Build streaming jobs that handle late data
Implement a Structured Streaming pipeline with watermarks and stateful operations using sample data with intentionally delayed events. Practice explaining how state grows and gets cleaned up as watermarks advance.
Practice Spark UI forensics on real jobs
Find slow Spark jobs in your current work or create synthetic ones with known problems like data skew or memory pressure. Learn to navigate between the Jobs, Stages, and Executors tabs to build a coherent story about what went wrong.
How Ready Are You for Spark & Big Data Interviews?

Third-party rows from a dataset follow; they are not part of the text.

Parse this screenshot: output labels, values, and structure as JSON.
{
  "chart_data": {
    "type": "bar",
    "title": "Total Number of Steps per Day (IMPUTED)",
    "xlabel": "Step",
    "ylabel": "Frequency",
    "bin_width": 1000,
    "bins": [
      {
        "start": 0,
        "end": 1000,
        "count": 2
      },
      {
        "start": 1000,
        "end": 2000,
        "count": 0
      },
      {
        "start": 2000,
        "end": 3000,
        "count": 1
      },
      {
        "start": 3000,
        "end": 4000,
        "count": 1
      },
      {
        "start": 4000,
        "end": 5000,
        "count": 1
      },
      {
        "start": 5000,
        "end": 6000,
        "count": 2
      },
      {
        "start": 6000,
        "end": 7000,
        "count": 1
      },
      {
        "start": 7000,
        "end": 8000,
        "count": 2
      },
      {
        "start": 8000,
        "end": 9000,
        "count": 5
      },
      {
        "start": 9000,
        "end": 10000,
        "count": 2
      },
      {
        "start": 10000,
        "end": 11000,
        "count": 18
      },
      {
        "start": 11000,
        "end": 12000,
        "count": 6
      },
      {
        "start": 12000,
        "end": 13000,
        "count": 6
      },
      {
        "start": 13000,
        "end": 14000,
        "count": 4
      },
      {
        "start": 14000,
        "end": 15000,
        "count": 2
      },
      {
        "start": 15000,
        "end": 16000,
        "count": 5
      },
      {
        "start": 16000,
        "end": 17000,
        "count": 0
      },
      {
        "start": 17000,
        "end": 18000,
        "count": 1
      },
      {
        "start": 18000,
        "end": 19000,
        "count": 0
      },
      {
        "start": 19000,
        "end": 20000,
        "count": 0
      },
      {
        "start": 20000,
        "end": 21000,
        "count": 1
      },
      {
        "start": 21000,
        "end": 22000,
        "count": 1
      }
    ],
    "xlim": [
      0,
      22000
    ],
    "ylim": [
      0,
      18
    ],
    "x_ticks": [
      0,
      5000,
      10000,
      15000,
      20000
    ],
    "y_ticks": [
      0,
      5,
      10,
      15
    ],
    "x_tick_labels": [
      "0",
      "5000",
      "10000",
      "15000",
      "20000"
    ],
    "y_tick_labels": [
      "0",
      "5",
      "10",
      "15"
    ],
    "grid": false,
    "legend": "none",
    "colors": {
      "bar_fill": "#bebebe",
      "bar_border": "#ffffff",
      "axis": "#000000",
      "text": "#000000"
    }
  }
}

1 / 6A Spark job reads Parquet, filters, joins, and writes results. You see many tasks, and some stages are much slower than others. In an interview, how do you explain what creates stages and why some tasks run longer within a stage?
Frequently Asked Questions
How deep do I need to go on Spark and Big Data topics for a Data Engineer interview?
You should be comfortable explaining Spark execution basics like partitions, shuffles, stages, joins, and caching, plus how they impact cost and runtime. Expect to discuss file formats like Parquet, partitioning strategies, and how you would troubleshoot skew and out of memory issues. You do not need to memorize every API, but you should be able to reason about performance, correctness, and data reliability.
Which companies tend to ask the most Spark and Big Data interview questions for Data Engineers?
Cloud and data platform heavy companies ask them most often, including big tech, streaming and marketplace companies, and fintechs with large batch and streaming pipelines. You will also see a lot of Spark questions at organizations that run large lakehouse stacks on AWS, GCP, or Azure, especially when Databricks or managed Spark is central. If the job description mentions petabyte scale, ETL frameworks, or lakehouse migration, expect deep Spark questions.
Will I need to code in Spark, SQL, or Scala/PySpark during a Spark and Big Data interview?
Many Data Engineer interviews include a live coding portion in SQL and sometimes PySpark or Scala, often focused on transforms, joins, windowing, and data quality checks. You may also get a debugging style task like fixing a slow Spark job or rewriting a plan to reduce shuffles. For practice, use datainterview.com/coding and focus on SQL plus Spark style transformations.
How do Spark and Big Data interviews differ across Data Engineer, Analytics Engineer, and ML Engineer roles?
As a Data Engineer, you will be judged on pipeline design, Spark performance tuning, reliability, and batch versus streaming tradeoffs. Analytics Engineer interviews usually emphasize SQL modeling, warehouse and lakehouse semantics, and less low level Spark tuning unless the role runs dbt on Spark. ML Engineer interviews typically focus on feature pipelines and distributed training inputs, you should still know Spark data prep patterns but the depth on cluster internals is often lighter.
How can I prepare for Spark and Big Data interviews if I do not have real production experience?
You can build small but realistic projects that demonstrate partitioning, incremental loads, and handling late arriving data, then be ready to explain your design choices. Practice reading Spark UIs from sample jobs, compare query plans, and learn what triggers shuffles and wide dependencies. Use datainterview.com/questions to drill Spark concepts and scenarios, and practice writing Spark style transformations on datainterview.com/coding.
What are the most common mistakes candidates make in Spark and Big Data interviews?
You often lose points by giving high level answers without explaining shuffles, partitioning, and why a join becomes expensive at scale. Another common mistake is treating Spark like a single machine program, for example using collect, overly wide groupBy, or ignoring skew and small files. You should also avoid hand waving around streaming semantics, be clear about exactly once versus at least once, watermarking, and idempotent writes.